The Rise of Digital ID in the United States – A Legal and Privacy Crisis
Republished with permission from Attorney Tom Renz.
The destruction of our privacy rights in the United States is making me sick. It’s happening right under our noses, and it’s getting worse by the day. Most people seem unaware, but digital ID is now the law, and its implementation is moving forward as we speak. This isn’t the work of a single piece of legislation; it’s a slow creep driven by updates to existing regulations, rooted in the post-9/11 “Patriot Act” mindset that trades our freedom for security. Let’s break this down academically, with the relevant laws and texts, so you can see the full scope of what’s at stake.
Foundational Federal Law: The REAL ID Act of 2005
The cornerstone of this shift is the REAL ID Act of 2005, codified in 49 U.S.C. § 30301 note. This law set minimum security standards for state-issued driver’s licenses and identification cards to be accepted for federal purposes, like boarding commercial flights. While it initially governed physical IDs, its mandates for digital features and databases laid the groundwork for what we now face with digital identification. The law was updated with the REAL ID Modernization Act, signed into law as part of a larger bill in 2020, pushing us further down this path.
Tom Renz’s Newsletter is a reader-supported publication. To receive new posts and support my work, consider becoming a free or paid subscriber.
The Act’s Section 202(b) outlines the minimum requirements for an acceptable ID, and it’s packed with digital components that paved the way for today’s mobile driver’s licenses (mDLs). Here’s the breakdown from the relevant text:
- Digital Photo: “(5) A digital photograph of the person, which may be the photograph taken by the State at the time the person applies for a driver’s license or identification card or may be a digital photograph of the person that is already on file with the State.”
- Machine-Readable Technology: “(9) A common machine-readable technology, with defined minimum data elements.”
Additionally, Section 202(d) sets minimum issuance standards, requiring states to build an infrastructure around digital data retention. Consider the “facial image capture” requirement: “(3) Subject each person applying for a driver’s license or identification card to mandatory facial image capture.” This is biometric identification, folks, and it’s a key piece of the digital ID puzzle. The law also mandates digital source document retention: “(1) Employ technology to capture digital images of identity source documents so that the images can be retained in electronic storage in a transferable format.”
Key Federal Regulation: 6 CFR Part 37
The Department of Homeland Security (DHS) took this further with 6 CFR Part 37, the implementing regulation for the REAL ID Act, amended to embrace digital IDs. Section 37.7 specifically addresses the acceptance of mDLs for federal purposes, moving beyond the need for a physical card. The relevant text states:
- § 37.7(a) Generally: “TSA may issue a temporary certificate of waiver to a State that meets the requirements of §§ 37.10(a) and (b).”

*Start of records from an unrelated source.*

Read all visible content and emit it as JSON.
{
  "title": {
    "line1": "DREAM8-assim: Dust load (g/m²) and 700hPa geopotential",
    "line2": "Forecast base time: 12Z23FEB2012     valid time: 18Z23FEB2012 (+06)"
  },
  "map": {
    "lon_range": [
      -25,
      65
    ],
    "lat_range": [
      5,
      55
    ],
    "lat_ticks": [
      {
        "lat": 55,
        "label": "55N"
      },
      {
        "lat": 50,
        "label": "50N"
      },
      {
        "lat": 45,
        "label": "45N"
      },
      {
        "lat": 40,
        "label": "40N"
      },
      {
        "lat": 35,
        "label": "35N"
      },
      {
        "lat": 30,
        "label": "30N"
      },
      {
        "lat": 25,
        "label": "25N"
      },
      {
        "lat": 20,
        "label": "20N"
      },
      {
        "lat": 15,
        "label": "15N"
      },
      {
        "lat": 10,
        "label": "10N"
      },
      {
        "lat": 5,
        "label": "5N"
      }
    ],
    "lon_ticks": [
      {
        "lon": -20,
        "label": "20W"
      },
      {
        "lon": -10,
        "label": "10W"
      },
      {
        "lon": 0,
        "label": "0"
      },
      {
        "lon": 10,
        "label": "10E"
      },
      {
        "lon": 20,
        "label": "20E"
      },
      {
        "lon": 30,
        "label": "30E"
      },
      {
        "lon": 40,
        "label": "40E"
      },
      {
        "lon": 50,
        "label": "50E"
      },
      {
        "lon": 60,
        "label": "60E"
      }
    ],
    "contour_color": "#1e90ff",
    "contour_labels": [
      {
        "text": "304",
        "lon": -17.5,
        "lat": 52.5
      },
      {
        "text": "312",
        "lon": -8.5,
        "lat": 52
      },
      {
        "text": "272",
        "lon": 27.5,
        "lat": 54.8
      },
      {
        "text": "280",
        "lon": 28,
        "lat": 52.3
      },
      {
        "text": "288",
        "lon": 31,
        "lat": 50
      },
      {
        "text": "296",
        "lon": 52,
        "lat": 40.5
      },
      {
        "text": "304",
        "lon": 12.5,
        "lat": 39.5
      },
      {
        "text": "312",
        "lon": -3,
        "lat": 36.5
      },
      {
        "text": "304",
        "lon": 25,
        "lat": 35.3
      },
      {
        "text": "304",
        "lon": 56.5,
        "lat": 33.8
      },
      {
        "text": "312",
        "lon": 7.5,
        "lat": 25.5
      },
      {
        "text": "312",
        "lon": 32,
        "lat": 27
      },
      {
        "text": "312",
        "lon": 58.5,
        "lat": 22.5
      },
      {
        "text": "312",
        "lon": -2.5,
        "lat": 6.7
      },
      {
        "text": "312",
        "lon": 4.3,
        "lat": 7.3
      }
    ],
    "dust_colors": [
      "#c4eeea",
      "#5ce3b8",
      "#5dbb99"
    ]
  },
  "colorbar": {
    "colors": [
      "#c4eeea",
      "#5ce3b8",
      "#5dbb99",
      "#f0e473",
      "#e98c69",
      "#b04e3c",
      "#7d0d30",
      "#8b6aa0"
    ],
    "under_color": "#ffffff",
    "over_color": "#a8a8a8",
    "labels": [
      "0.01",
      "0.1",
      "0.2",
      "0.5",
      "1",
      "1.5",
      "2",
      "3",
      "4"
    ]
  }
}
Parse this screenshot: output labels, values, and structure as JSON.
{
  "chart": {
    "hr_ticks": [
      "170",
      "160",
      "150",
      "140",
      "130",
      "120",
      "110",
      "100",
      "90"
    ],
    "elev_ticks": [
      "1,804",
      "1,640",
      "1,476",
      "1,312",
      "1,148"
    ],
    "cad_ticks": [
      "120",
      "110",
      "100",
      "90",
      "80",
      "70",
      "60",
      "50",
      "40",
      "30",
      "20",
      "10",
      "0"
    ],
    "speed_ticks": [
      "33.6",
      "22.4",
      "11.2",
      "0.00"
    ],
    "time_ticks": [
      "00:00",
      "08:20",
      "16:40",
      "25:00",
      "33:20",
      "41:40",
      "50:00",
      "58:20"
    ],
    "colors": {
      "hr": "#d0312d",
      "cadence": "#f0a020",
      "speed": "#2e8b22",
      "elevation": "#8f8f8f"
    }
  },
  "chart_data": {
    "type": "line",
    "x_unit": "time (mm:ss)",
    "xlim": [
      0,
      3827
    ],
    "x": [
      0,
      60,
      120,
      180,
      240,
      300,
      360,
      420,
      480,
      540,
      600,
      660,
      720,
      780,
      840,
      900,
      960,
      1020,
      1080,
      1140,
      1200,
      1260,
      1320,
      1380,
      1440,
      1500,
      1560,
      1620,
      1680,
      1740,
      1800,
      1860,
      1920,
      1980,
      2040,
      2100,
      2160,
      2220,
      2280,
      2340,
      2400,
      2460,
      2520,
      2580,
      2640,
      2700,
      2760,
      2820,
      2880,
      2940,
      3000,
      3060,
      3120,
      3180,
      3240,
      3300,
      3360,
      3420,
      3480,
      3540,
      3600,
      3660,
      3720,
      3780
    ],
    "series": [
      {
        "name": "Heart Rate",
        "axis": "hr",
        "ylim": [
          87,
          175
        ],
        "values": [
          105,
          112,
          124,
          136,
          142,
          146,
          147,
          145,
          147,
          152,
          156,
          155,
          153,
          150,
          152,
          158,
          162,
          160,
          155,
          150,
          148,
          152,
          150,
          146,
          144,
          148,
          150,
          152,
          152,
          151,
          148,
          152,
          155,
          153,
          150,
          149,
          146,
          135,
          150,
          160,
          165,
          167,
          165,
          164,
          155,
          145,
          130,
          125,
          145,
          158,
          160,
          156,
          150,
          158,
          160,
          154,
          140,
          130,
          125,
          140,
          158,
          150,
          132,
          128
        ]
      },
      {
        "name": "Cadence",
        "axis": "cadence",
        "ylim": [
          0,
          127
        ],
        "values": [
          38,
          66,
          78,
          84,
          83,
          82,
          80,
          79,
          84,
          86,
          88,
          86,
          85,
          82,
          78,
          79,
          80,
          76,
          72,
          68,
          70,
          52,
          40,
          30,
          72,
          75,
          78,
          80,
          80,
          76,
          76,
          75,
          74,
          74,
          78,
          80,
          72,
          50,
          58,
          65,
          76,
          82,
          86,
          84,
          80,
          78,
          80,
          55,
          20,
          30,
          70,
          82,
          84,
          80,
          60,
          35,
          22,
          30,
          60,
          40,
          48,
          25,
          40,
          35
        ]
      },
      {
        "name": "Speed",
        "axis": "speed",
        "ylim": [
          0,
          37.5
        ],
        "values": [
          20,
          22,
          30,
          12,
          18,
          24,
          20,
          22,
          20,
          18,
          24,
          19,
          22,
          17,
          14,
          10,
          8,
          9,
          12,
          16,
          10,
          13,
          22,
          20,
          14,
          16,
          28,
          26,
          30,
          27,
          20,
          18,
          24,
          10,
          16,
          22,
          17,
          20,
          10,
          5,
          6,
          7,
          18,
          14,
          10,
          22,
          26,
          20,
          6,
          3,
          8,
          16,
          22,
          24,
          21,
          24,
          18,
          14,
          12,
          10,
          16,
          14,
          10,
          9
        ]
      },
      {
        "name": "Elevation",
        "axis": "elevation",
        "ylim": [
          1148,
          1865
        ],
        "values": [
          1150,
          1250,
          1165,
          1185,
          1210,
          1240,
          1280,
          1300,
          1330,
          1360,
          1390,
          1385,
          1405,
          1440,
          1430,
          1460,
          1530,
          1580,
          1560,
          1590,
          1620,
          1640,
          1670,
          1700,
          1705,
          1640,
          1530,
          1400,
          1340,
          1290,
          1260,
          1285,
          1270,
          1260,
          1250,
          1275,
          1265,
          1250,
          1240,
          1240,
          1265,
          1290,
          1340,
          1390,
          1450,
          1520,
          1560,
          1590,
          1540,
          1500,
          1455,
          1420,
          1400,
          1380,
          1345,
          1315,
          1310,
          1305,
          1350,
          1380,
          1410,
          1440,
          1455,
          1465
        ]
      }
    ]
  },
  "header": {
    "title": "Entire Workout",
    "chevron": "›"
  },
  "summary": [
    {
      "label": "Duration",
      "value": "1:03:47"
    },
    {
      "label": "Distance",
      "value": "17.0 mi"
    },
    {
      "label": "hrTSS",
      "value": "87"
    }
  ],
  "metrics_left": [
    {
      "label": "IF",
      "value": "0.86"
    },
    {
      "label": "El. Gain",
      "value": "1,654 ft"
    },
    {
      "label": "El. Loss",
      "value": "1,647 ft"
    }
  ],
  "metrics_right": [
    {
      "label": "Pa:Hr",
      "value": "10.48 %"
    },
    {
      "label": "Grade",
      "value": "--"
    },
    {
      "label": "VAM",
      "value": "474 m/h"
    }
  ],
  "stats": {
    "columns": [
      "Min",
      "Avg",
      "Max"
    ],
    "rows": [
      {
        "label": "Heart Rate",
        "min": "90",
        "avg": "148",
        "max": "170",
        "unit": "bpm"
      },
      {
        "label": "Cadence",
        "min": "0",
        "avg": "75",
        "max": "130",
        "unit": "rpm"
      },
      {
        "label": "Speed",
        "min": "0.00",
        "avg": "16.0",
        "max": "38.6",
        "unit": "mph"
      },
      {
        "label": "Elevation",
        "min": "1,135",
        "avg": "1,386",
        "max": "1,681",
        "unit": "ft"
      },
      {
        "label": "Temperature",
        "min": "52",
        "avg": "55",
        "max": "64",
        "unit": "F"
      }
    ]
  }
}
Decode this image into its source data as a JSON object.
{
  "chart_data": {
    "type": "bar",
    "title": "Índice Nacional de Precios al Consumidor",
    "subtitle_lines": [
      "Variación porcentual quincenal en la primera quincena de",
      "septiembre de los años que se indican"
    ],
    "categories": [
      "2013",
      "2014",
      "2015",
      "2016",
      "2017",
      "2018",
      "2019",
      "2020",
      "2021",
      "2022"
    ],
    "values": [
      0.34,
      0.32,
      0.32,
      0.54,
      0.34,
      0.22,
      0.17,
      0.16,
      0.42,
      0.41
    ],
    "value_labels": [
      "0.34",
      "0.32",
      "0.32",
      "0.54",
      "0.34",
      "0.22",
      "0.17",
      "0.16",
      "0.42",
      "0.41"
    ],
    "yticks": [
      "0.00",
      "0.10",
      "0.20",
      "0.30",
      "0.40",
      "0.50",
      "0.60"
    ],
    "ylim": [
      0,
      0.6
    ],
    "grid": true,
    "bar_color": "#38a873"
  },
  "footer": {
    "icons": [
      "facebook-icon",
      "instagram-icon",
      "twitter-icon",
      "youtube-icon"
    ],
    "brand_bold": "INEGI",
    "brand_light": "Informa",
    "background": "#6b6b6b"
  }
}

- § 37.7(b) State Eligibility: “A State may be eligible for a waiver only if, after considering all information provided by a State under §§ 37.10(a) and (b), TSA determines that— (1) The State is in full compliance with all applicable REAL ID requirements as defined in subpart E of this part; and (2) Information provided by the State sufficiently demonstrates that the State’s mDL provides the security, privacy, and interoperability necessary for acceptance by Federal agencies.”
- This regulation formalizes the path for digital IDs, but it’s just the beginning of the problem.
The Data Sharing Nightmare: REAL ID Act Section 202(d)(12) and the S2S System
Here’s where it gets worse. The federal law mandating data sharing between states is found in Section 202(d)(12) of the REAL ID Act: “(12) Provide electronic access to all other States to information contained in the motor vehicle database of the State.” The primary purpose is to prevent one person from holding multiple REAL ID-compliant credentials by allowing states to check an applicant’s status nationwide.
The mechanism for this sharing is the State-to-State (S2S) Verification Service, managed by the American Association of Motor Vehicle Administrators (AAMVA), a private, non-profit entity. S2S is a “pointer system” that doesn’t store all data centrally but directs one state’s system to another to verify records. The platform, State Pointer Exchange Services (SPEXS), extends the system used for Commercial Driver’s Licenses (CDLIS). Data exchanged includes an individual’s name, date of birth, driver’s license number, and other fields to confirm or deny duplicate licenses. The AAMVA, being private, operates with limited public oversight, which is a red flag.